Unlike most young Romans who live in the city, Sarah and Richard don’t rent an apartment in a highrise building, instead renting a house close to the center of town. In fact, they live on the Appia Antinca (the Appian Way) across from the catacombs and down the street from the Domine Quo Vadis church.
The Appia Antica is walled along their part of the road with car-wide entrances off the Appia for residents. The entrance to my daughter’s house goes uphill a few feet and ends at three gates, the one to the left leading to an apartment complex, to the right a sanitarium, and straight ahead to Sarah’s and her landlady’s houses.
The story goes that Sarah’s house was originally the stables for the villa where her landlady and her family live. No one knows if this is true or not since the building is centuries old and accurate information wasn’t passed down.
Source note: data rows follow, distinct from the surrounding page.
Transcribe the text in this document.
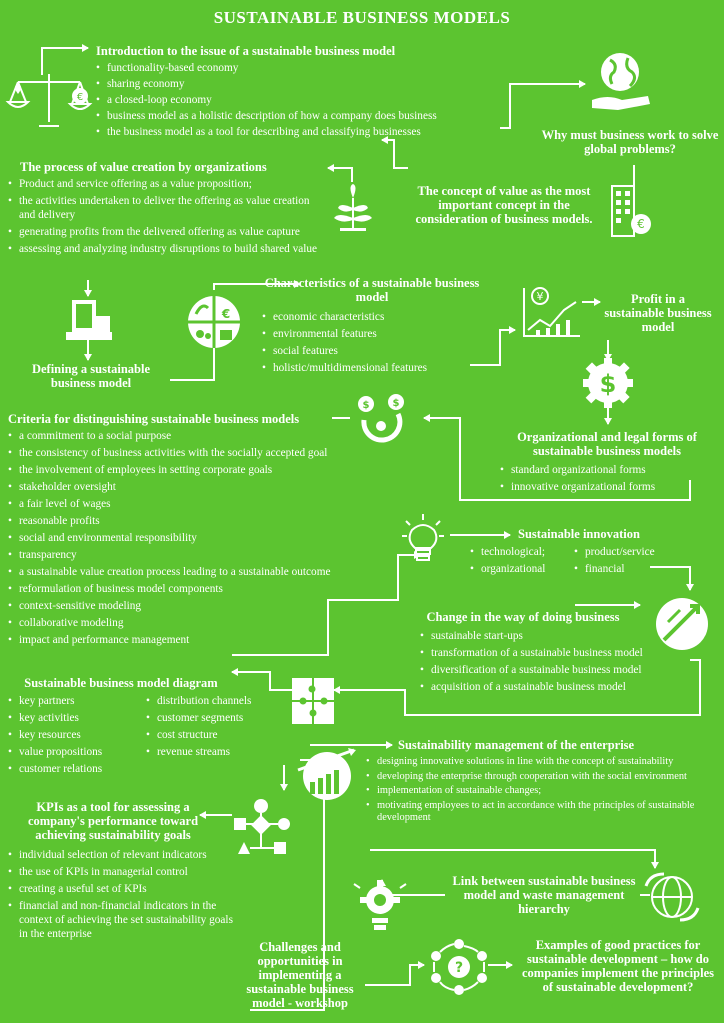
SUSTAINABLE BUSINESS MODELS
€
€
€
¥
$
$ $
?
Introduction to the issue of a sustainable business model
• functionality-based economy
• sharing economy
• a closed-loop economy
• business model as a holistic description of how a company does business
• the business model as a tool for describing and classifying businesses	Why must business work to solve global problems?
The concept of value as the most important concept in the consideration of business models.
The process of value creation by organizations
• Product and service offering as a value proposition;
• the activities undertaken to deliver the offering as value creation and delivery
• generating profits from the delivered offering as value capture
• assessing and analyzing industry disruptions to build shared value
Defining a sustainable business model
Characteristics of a sustainable business model
• economic characteristics
• environmental features
• social features
• holistic/multidimensional features
Profit in a sustainable business model
Organizational and legal forms of sustainable business models
• standard organizational forms
• innovative organizational forms
Criteria for distinguishing sustainable business models
• a commitment to a social purpose
• the consistency of business activities with the socially accepted goal
• the involvement of employees in setting corporate goals
• stakeholder oversight
• a fair level of wages
• reasonable profits
• social and environmental responsibility
• transparency
• a sustainable value creation process leading to a sustainable outcome
• reformulation of business model components
• context-sensitive modeling
• collaborative modeling
• impact and performance management
Sustainable innovation
• technological;
• organizational
• product/service
• financial
Change in the way of doing business
• sustainable start-ups
• transformation of a sustainable business model
• diversification of a sustainable business model
• acquisition of a sustainable business model
Sustainable business model diagram
• key partners
• key activities
• key resources
• value propositions
• customer relations
• distribution channels
• customer segments
• cost structure
• revenue streams	Sustainability management of the enterprise
• designing innovative solutions in line with the concept of sustainability
• developing the enterprise through cooperation with the social environment
• implementation of sustainable changes;
• motivating employees to act in accordance with the principles of sustainable development
KPIs as a tool for assessing a company's performance toward achieving sustainability goals
• individual selection of relevant indicators
• the use of KPIs in managerial control
• creating a useful set of KPIs
• financial and non-financial indicators in the context of achieving the set sustainability goals in the enterprise
Link between sustainable business model and waste management hierarchy
Challenges and opportunities in implementing a sustainable business model - workshop
Examples of good practices for sustainable development – how do companies implement the principles of sustainable development?
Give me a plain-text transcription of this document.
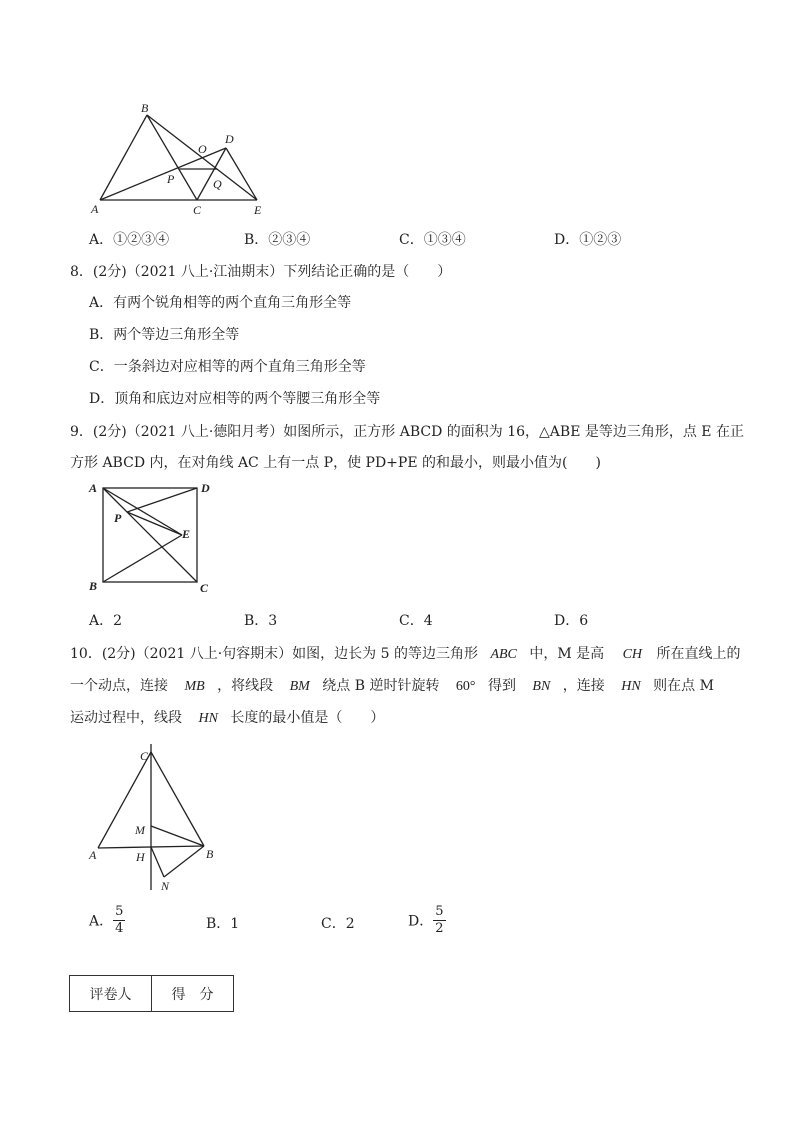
B
D
O
P	Q
A	C	E
A．①②③④	B．②③④	C．①③④	D．①②③
8．(2分)（2021 八上·江油期末）下列结论正确的是（　　）
A．有两个锐角相等的两个直角三角形全等
B．两个等边三角形全等
C．一条斜边对应相等的两个直角三角形全等
D．顶角和底边对应相等的两个等腰三角形全等
9．(2分)（2021 八上·德阳月考）如图所示，正方形 ABCD 的面积为 16，△ABE 是等边三角形，点 E 在正
方形 ABCD 内，在对角线 AC 上有一点 P，使 PD+PE 的和最小，则最小值为(　　)
A	D
P
E
B	C
A．2	B．3	C．4	D．6
10．(2分)（2021 八上·句容期末）如图，边长为 5 的等边三角形 ABC 中，M 是高 CH 所在直线上的
一个动点，连接 MB ，将线段 BM 绕点 B 逆时针旋转 60° 得到 BN ，连接 HN 则在点 M
运动过程中，线段 HN 长度的最小值是（　　）
C
M
A	H	B
N
A． $\frac{5}{4}$	B．1	C．2	D． $\frac{5}{2}$
评卷人	得　分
Sarah and Richard’s house is U-shaped with exposed beams and floor to ceiling windows in the recessed living room. The living room, dining room, and kitchen are in one of the sides of the U while the four bedrooms and two bathrooms are in the other side. The center of the U is what we in America would call an inclosed patio or lanai which opens to the bush-enclosed backyard.
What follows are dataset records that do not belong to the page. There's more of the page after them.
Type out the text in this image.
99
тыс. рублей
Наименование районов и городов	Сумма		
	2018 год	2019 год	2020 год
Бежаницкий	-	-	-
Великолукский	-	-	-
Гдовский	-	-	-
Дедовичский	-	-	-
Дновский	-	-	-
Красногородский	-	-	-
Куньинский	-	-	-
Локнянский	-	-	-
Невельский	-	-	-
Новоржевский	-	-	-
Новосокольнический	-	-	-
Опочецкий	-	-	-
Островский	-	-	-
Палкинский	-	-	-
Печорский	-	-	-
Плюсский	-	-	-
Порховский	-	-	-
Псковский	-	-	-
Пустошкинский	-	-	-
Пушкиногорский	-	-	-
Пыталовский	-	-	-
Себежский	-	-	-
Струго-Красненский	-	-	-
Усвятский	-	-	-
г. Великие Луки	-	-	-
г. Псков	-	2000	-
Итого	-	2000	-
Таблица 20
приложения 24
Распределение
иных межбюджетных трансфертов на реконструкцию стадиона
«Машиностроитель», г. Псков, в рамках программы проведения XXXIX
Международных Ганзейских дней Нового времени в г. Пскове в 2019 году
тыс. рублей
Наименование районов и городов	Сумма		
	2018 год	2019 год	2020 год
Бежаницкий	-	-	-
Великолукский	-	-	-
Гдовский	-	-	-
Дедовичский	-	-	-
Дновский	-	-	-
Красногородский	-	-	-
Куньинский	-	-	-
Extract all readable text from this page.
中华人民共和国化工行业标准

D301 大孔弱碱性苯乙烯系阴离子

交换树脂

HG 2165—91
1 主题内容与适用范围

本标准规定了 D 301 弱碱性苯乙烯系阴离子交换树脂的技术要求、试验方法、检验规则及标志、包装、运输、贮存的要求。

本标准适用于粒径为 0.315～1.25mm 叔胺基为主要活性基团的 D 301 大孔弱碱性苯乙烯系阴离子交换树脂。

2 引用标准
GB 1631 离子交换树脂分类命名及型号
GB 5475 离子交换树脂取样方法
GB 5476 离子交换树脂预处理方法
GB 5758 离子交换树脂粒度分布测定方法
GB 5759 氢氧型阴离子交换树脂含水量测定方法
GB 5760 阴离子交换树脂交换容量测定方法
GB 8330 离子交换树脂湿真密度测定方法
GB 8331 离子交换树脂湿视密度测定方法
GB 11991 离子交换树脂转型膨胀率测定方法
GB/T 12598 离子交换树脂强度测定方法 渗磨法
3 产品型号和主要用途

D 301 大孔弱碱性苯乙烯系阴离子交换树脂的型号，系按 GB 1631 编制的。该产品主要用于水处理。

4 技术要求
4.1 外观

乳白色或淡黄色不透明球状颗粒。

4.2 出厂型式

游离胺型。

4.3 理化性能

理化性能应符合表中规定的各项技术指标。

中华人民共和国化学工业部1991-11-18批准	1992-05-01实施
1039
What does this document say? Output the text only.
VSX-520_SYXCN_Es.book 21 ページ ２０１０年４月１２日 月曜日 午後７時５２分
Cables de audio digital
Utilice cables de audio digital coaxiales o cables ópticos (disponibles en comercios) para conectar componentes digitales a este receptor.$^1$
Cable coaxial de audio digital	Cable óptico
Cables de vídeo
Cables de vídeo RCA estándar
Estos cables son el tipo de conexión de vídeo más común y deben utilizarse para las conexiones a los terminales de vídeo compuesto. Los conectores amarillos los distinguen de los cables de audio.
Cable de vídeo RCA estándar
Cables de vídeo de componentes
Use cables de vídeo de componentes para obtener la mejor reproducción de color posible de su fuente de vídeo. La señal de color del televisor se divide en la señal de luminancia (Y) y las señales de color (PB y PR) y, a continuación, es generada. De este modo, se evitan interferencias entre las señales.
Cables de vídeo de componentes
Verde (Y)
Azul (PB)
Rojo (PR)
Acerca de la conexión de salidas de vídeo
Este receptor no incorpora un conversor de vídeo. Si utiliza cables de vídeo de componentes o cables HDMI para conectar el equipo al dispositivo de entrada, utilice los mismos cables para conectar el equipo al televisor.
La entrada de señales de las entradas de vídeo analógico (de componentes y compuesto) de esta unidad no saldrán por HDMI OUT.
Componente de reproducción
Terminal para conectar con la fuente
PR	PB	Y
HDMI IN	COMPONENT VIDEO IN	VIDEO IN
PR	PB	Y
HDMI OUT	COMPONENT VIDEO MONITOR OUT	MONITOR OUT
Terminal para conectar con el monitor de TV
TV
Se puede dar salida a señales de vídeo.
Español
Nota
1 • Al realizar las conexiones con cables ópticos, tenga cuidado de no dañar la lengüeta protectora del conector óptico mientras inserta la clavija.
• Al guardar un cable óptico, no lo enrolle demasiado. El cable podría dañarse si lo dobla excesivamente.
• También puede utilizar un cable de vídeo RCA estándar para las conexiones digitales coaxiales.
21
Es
As you can imagine, it was wonderful visiting them in Rome and getting to see the twins’ school as they passed from first to second grade. Their school is American-British, appropriately called AmBrit where not only American and British workers in Rome send their children, but also wealthy Italians do as well. The classes are taught in English, and the students all take another language. The twins fittingly take Italian which is difficult because it’s geared to students who speak the language at home.
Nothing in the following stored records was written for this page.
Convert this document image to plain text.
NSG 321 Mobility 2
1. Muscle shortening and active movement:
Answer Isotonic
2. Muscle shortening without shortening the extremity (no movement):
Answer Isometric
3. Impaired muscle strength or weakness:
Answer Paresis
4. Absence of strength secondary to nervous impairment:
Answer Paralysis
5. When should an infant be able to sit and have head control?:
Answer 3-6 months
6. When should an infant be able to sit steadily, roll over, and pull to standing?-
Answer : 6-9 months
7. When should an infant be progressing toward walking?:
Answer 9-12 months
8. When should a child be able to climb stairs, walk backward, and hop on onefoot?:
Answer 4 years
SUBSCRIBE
Besides playing with our grandchildren, we also went sightseeing even though both my husband and I had visited Rome in 1970, long before we met each other. While the sites hadn’t changed since then, tourist accommodations at a lot of places had. For example, we got early tour tickets for the Sistine Chapel, a site which neither of us had seen since it had been cleaned, so there were very few people there. If you’ve not seen it and are in Rome, I highly recommend it. The colors are breathtaking now.
We also visited the ruins of a small Roman bath that was off the beaten path which was also wonderful. Again, because of the dearth of tourists, we could take our time and see the wonderful mosaics and understand the complex workings of the bath system without any shoving and pushing. This was unlike when we visited the Trevi Fountain which was cheek to jowl with tourists.
The two weeks with them passed much too quickly. Even now, in the throes of jet lag, I miss being there with them.
What are you doing this summer? Do you have family plans? Exotic vacations? Or leisurely stay-cations coming up?